What interviewers want to hear:
- You understand the probabilistic level assignment and why it gives O(log n).
- You know skip lists are simpler than balanced BSTs and naturally support range queries.
- You can explain why Redis chose skip lists (simplicity + range queries + rank queries).
- You know the trade-off: skip lists are not great on disk (use B-trees there).
Trade-offs
| Advantage | Disadvantage |
|---|---|
| Simple implementation | O(n) worst case (extremely unlikely) |
| Natural range queries | More memory than BST (forward pointers) |
| Lock-free concurrent variants | Not disk-friendly (random pointers) |
| No rebalancing needed | Cache behavior worse than B-tree |
| Easy to augment (span, backward ptrs) | Randomized -- not deterministic |
| O(log n) insert without rotations | Constant factors slightly worse than BST |
Memory Overhead
Each node stores level forward pointers. With p = 0.5, the expected number of pointers per node is 1/(1-p) = 2. So total pointer overhead is ~2 pointers per node, similar to a binary tree's left/right pointers. With p = 0.25 (Redis), the expected overhead is 1.33 pointers per node -- less than a binary tree.
Common Mistakes
Skip lists are always better than balanced BSTs
No. Balanced BSTs have deterministic O(log n) worst case. Skip lists have probabilistic O(log n). For safety-critical systems where worst-case guarantees matter, a balanced BST is the right choice. For most practical systems, the probabilistic guarantee is sufficient.

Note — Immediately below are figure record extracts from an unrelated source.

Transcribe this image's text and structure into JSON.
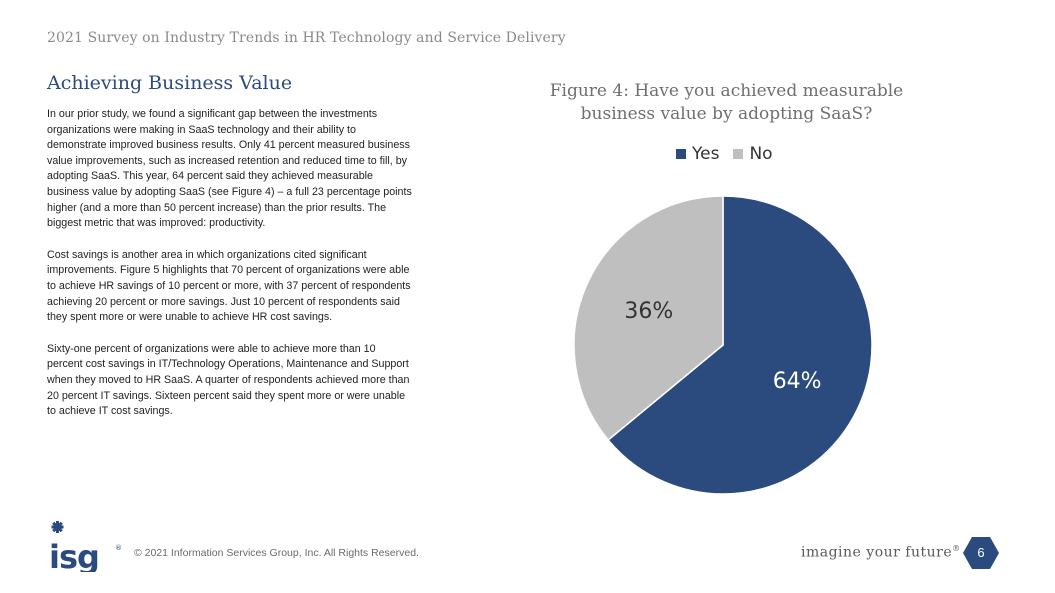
{
  "header": {
    "title": "2021 Survey on Industry Trends in HR Technology and Service Delivery"
  },
  "section": {
    "title": "Achieving Business Value",
    "paragraphs": [
      "In our prior study, we found a significant gap between the investments organizations were making in SaaS technology and their ability to demonstrate improved business results. Only 41 percent measured business value improvements, such as increased retention and reduced time to fill, by adopting SaaS. This year, 64 percent said they achieved measurable business value by adopting SaaS (see Figure 4) – a full 23 percentage points higher (and a more than 50 percent increase) than the prior results. The biggest metric that was improved: productivity.",
      "Cost savings is another area in which organizations cited significant improvements. Figure 5 highlights that 70 percent of organizations were able to achieve HR savings of 10 percent or more, with 37 percent of respondents achieving 20 percent or more savings. Just 10 percent of respondents said they spent more or were unable to achieve HR cost savings.",
      "Sixty-one percent of organizations were able to achieve more than 10 percent cost savings in IT/Technology Operations, Maintenance and Support when they moved to HR SaaS. A quarter of respondents achieved more than 20 percent IT savings. Sixteen percent said they spent more or were unable to achieve IT cost savings."
    ]
  },
  "chart_data": {
    "type": "pie",
    "title": "Figure 4: Have you achieved measurable business value by adopting SaaS?",
    "legend_position": "top",
    "slices": [
      {
        "label": "Yes",
        "value": 64,
        "display": "64%",
        "color": "#2b4a7e"
      },
      {
        "label": "No",
        "value": 36,
        "display": "36%",
        "color": "#bfbfbf"
      }
    ]
  },
  "footer": {
    "logo_text": "ISG",
    "copyright": "© 2021 Information Services Group, Inc. All Rights Reserved.",
    "tagline": "imagine your future",
    "tagline_mark": "®",
    "page_number": "6"
  },
  "colors": {
    "accent": "#2b4a7e",
    "muted": "#bfbfbf"
  }
}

Skip lists use more memory than BSTs
With p = 0.25, a skip list uses 1.33 pointers per node on average. A binary tree uses 2 pointers per node (left, right). A red-black tree adds a color bit. Memory usage is comparable or better for skip lists.
Skip lists are only useful for Redis
Skip lists are used in LevelDB, RocksDB, Lucene, and Java's ConcurrentSkipListMap. They are a general-purpose ordered data structure, not a Redis-specific optimization.
The coin flip must be fair (p = 0.5)
The promotion probability p is a tuning parameter. Redis uses p = 0.25 for lower memory overhead. p = 0.5 gives faster search (fewer nodes per level traversal). The optimal p depends on the workload.
Skip lists cannot support rank queries efficiently
Standard skip lists do not, but augmented skip lists do. Redis adds a span field to each forward pointer: the number of level-0 nodes that pointer skips over. The rank of an element is the sum of spans along the search path. This is O(log n), same as an order-statistic tree.
You should use skip lists for on-disk storage
No. Skip lists have random pointer access patterns that cause excessive disk seeks. For on-disk ordered storage, B-trees (or LSM trees) are the right choice. Skip lists are an in-memory data structure.